Over the years some people have questioned remembrance and the wearing of a poppy, saying we are Glorifying War.
It is worth remembering that Remembrance Sunday and Armistice Day, are not about war, but about the people who fought in the war and paid the ultimate sacrifice or were so badly injured their wounds haunted them year in and year out for the rest of their lives, often fading as crippled and broken men.
Such thoughts came to mind a few years ago, when the morning of Remembrance Sunday found me on The Somme Battlefield, in Northern France; an eighteen-mile front so well written in British history.
My first stop that morning was for an old friend, one I had visited a number of times, an old friend who died on 1st July 1916, The First Day on The Somme. But he was not a soldier. Captain John Green was a doctor.

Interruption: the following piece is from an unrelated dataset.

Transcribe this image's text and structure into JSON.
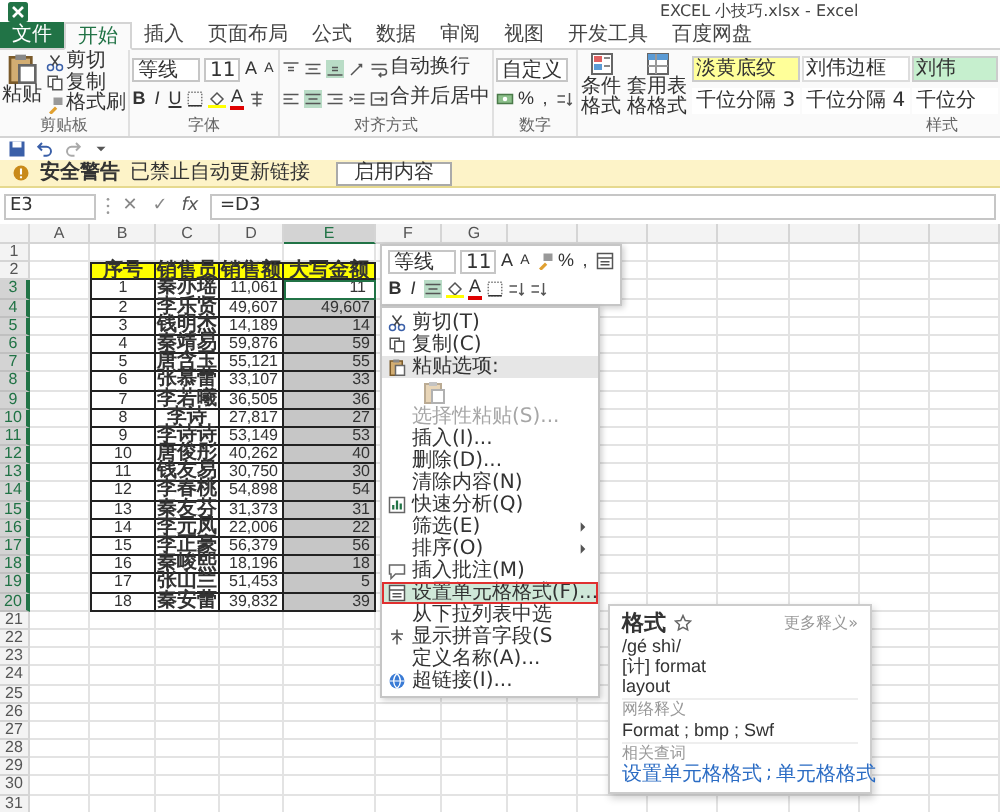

On that morning he was awarded the Victoria Cross, the highest award for valour in the face of the enemy. His award was for going into no man’s land and rescuing a colleague caught on barbed wire and unable to free himself.
That morning John Green untangled him and managed to drag him to a nearby shell hole where he dressed his wounds, despite the torrent of rifle and shell fire all around him. After dressing his wounds he continued to drag him back across no man’s land to the safety of his own trenches and nearly succeeded in doing so when he was killed. John Green now rests in the corner of the cemetery under the shade of a tree.
I had my moment of Remembrance as I left a Poppy Cross by his grave and had my own two minutes silence standing by him, as I did thoughts of his brave actions and that moment of humanity in what must have been absolutely horrific conditions were in my mind, not about war, but the people who paid the ultimate sacrifice in war.